Updated 1905: Unconfirmed Egyptian media reports says passenger effects have been found out to sea from the city of Alexandria, which would have been close to an approach track to Cairo
Updated 0730: EgyptAir has now retracted as a mistake its statement five hours ago that wreckage from the flight had been located near the Greek island of Karpathos.
Almost every material statement about wreckage, radar swerves and other colourful reports have now been repudiated or remain under severe doubt.
Updated 0550 May 20 eastern Australia time: Confusion has increased over conflicting claims made about the location and nature of wreckage found in different locations in the Mediterranean Sea.
There has been no unambiguous finding of bodies or wreckage from the EgyptAir jet, and an Egyptian claim that a locator beacon signal had been heard some hours after contact with the A320 was lost has been withdrawn.
Previous post: The loss of EgyptAir flight MS804 has entered that terrible place where an airliner has clearly crashed, but nothing has been found by way of wreckage and very little is known about the circumstances.
One of the most responsible and informative live blogs on the situation is being run by The Guardian here.

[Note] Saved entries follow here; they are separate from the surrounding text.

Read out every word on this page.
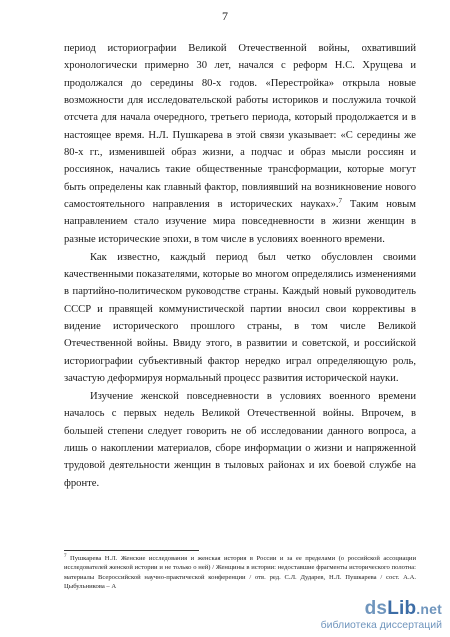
7

период историографии Великой Отечественной войны, охвативший хронологически примерно 30 лет, начался с реформ Н.С. Хрущева и продолжался до середины 80-х годов. «Перестройка» открыла новые возможности для исследовательской работы историков и послужила точкой отсчета для начала очередного, третьего периода, который продолжается и в настоящее время. Н.Л. Пушкарева в этой связи указывает: «С середины же 80-х гг., изменившей образ жизни, а подчас и образ мысли россиян и россиянок, начались такие общественные трансформации, которые могут быть определены как главный фактор, повлиявший на возникновение нового самостоятельного направления в исторических науках».$^7$ Таким новым направлением стало изучение мира повседневности в жизни женщин в разные исторические эпохи, в том числе в условиях военного времени.

Как известно, каждый период был четко обусловлен своими качественными показателями, которые во многом определялись изменениями в партийно-политическом руководстве страны. Каждый новый руководитель СССР и правящей коммунистической партии вносил свои коррективы в видение исторического прошлого страны, в том числе Великой Отечественной войны. Ввиду этого, в развитии и советской, и российской историографии субъективный фактор нередко играл определяющую роль, зачастую деформируя нормальный процесс развития исторической науки.

Изучение женской повседневности в условиях военного времени началось с первых недель Великой Отечественной войны. Впрочем, в большей степени следует говорить не об исследовании данного вопроса, а лишь о накоплении материалов, сборе информации о жизни и напряженной трудовой деятельности женщин в тыловых районах и их боевой службе на фронте.

$^7$ Пушкарева Н.Л. Женские исследования и женская история в России и за ее пределами (о российской ассоциации исследователей женской истории и не только о ней) / Женщины в истории: недоставшие фрагменты исторического полотна: материалы Всероссийской научно-практической конференции / отв. ред. С.Л. Дударев, Н.Л. Пушкарева / сост. А.А. Цыбульникова – А
dsLib.net
библиотека диссертаций
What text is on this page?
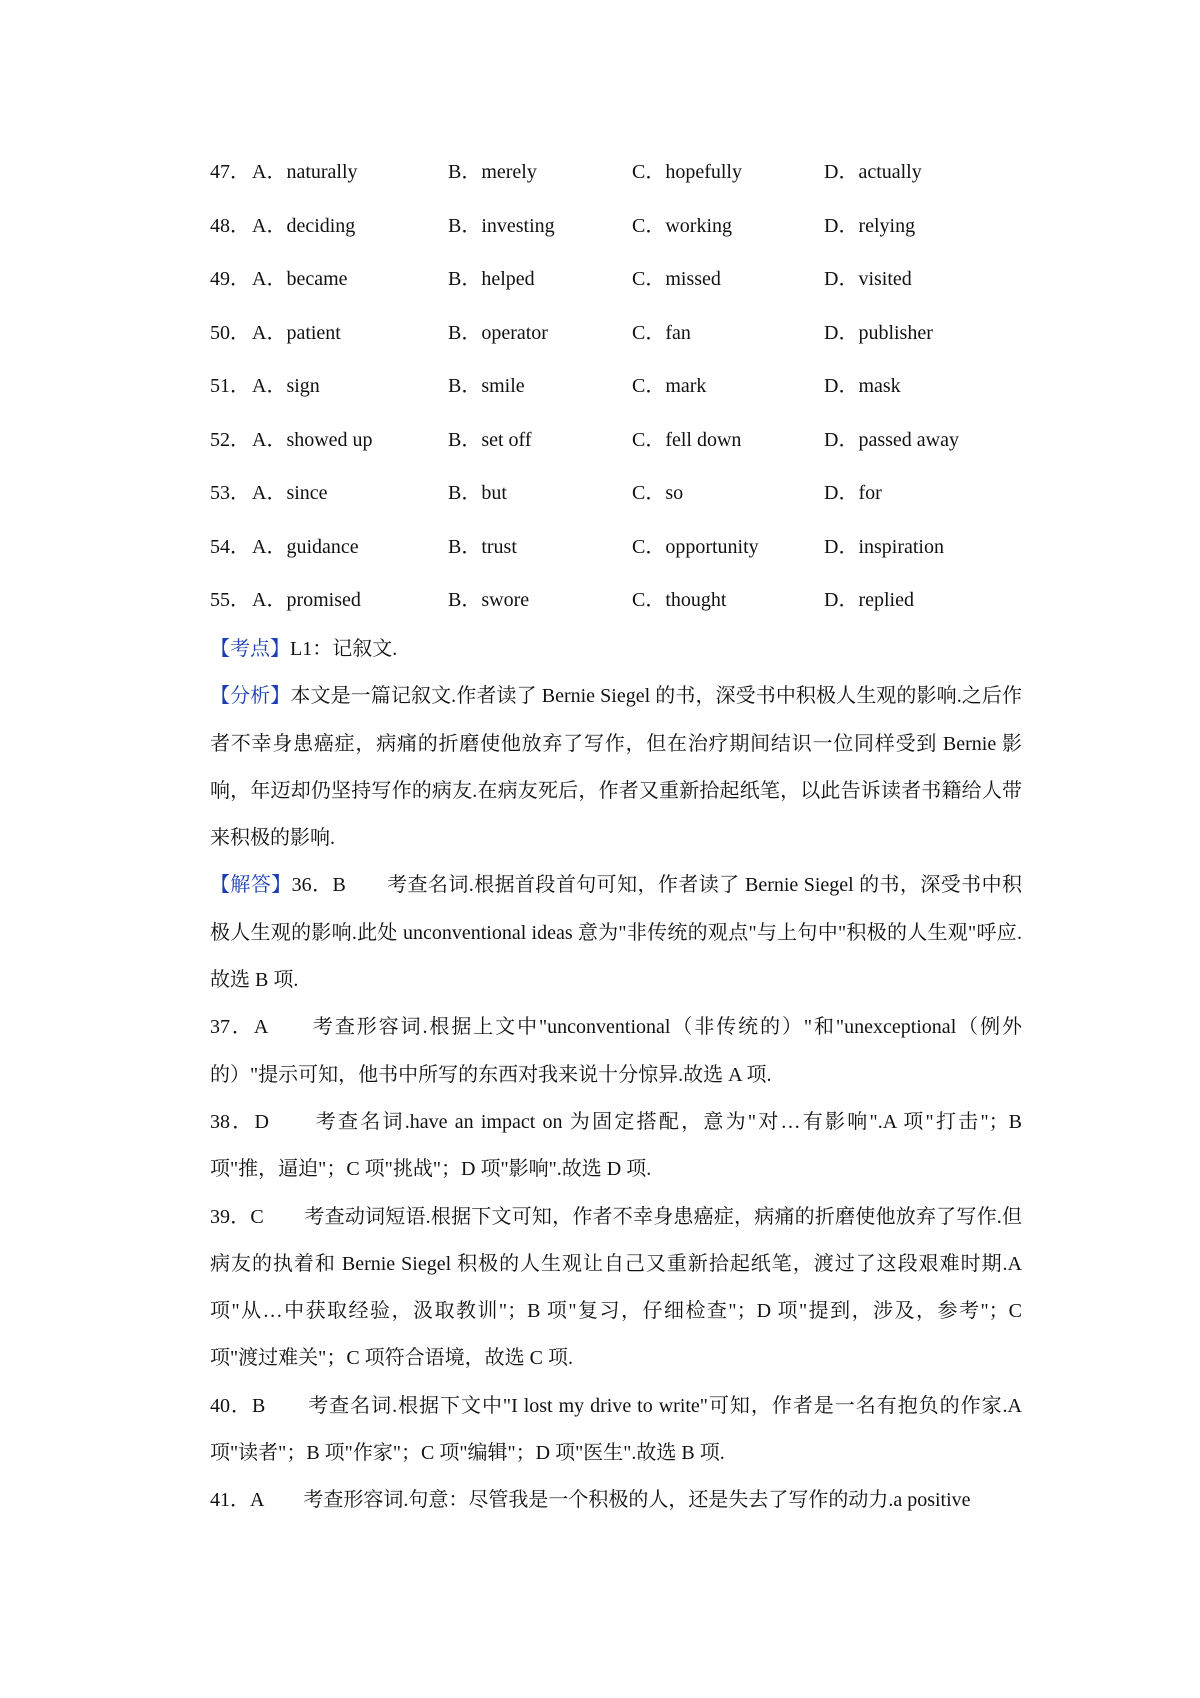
47． A．naturally	B．merely	C．hopefully	D．actually
48． A．deciding	B．investing	C．working	D．relying
49． A．became	B．helped	C．missed	D．visited
50． A．patient	B．operator	C．fan	D．publisher
51． A．sign	B．smile	C．mark	D．mask
52． A．showed up	B．set off	C．fell down	D．passed away
53． A．since	B．but	C．so	D．for
54． A．guidance	B．trust	C．opportunity	D．inspiration
55． A．promised	B．swore	C．thought	D．replied
【考点】L1：记叙文.
【分析】本文是一篇记叙文.作者读了 Bernie Siegel 的书，深受书中积极人生观的影响.之后作者不幸身患癌症，病痛的折磨使他放弃了写作，但在治疗期间结识一位同样受到 Bernie 影响，年迈却仍坚持写作的病友.在病友死后，作者又重新拾起纸笔，以此告诉读者书籍给人带来积极的影响.
【解答】36．B　　考查名词.根据首段首句可知，作者读了 Bernie Siegel 的书，深受书中积极人生观的影响.此处 unconventional ideas 意为"非传统的观点"与上句中"积极的人生观"呼应.故选 B 项.
37．A　　考查形容词.根据上文中"unconventional（非传统的）"和"unexceptional（例外的）"提示可知，他书中所写的东西对我来说十分惊异.故选 A 项.
38．D　　考查名词.have an impact on 为固定搭配，意为"对…有影响".A 项"打击"；B 项"推，逼迫"；C 项"挑战"；D 项"影响".故选 D 项.
39．C　　考查动词短语.根据下文可知，作者不幸身患癌症，病痛的折磨使他放弃了写作.但病友的执着和 Bernie Siegel 积极的人生观让自己又重新拾起纸笔，渡过了这段艰难时期.A 项"从…中获取经验，汲取教训"；B 项"复习，仔细检查"；D 项"提到，涉及，参考"；C 项"渡过难关"；C 项符合语境，故选 C 项.
40．B　　考查名词.根据下文中"I lost my drive to write"可知，作者是一名有抱负的作家.A 项"读者"；B 项"作家"；C 项"编辑"；D 项"医生".故选 B 项.
41．A　　考查形容词.句意：尽管我是一个积极的人，还是失去了写作的动力.a positive
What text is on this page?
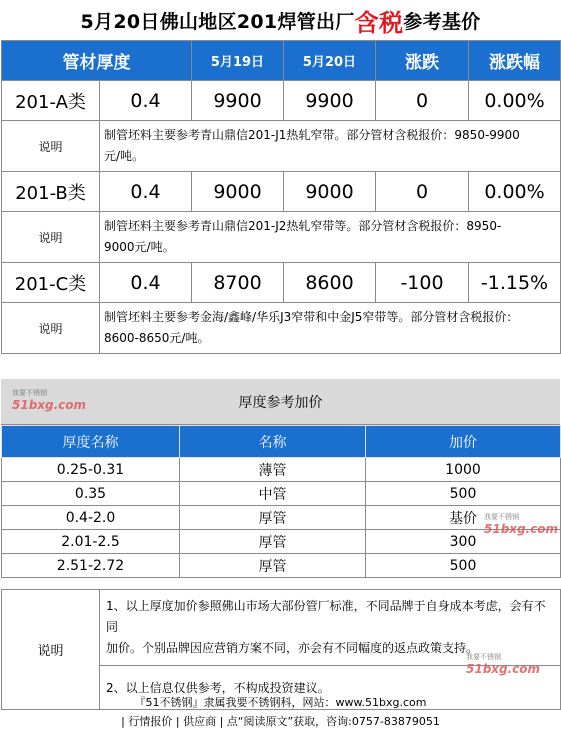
5月20日佛山地区201焊管出厂 含税 参考基价
管材厚度		5月19日	5月20日	涨跌	涨跌幅
201-A类	0.4	9900	9900	0	0.00%
说明	制管坯料主要参考青山鼎信201-J1热轧窄带。部分管材含税报价：9850-9900
元/吨。				

201-B类	0.4	9000	9000	0	0.00%
说明	制管坯料主要参考青山鼎信201-J2热轧窄带等。部分管材含税报价：8950-
9000元/吨。				

201-C类	0.4	8700	8600	-100	-1.15%
说明	制管坯料主要参考金海/鑫峰/华乐J3窄带和中金J5窄带等。部分管材含税报价：
8600-8650元/吨。				
厚度参考加价
我要不锈钢
51bxg.com
厚度名称	名称	加价
0.25-0.31	薄管	1000
0.35	中管	500
0.4-2.0	厚管	基价
2.01-2.5	厚管	300
2.51-2.72	厚管	500
我要不锈钢
51bxg.com
说明	
1、以上厚度加价参照佛山市场大部份管厂标准，不同品牌于自身成本考虑，会有不同
加价。个别品牌因应营销方案不同，亦会有不同幅度的返点政策支持。

2、以上信息仅供参考，不构成投资建议。
我要不锈钢
51bxg.com
『51不锈钢』隶属我要不锈钢科，网站：www.51bxg.com
| 行情报价 | 供应商 | 点“阅读原文”获取，咨询:0757-83879051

What can be said? It is certain that the flight from Paris to Cairo has crashed, and in the general area of the Mediterranean where it had just entered Egypt’s air space shortly before its intended arrival.
It isn’t unreasonable to fear that it was brought down by a terrorist act, but there are other possibilities.
There are unconfirmed reports of a fireball being sighted from a Greek island, and of a distress call being heard just before it disappeared off ATC radar, and of a locator signal that could have been deployed automatically on impact being detected some hours after the A320 with 66 people on board was due to have landed.
There is nothing unusual about its being at 37,000 feet at the moment radar contact was lost. There is nothing unusual about there being three security people on board.
Beyond that, nothing is known, and some of what has been reported may not prove to have been accurate.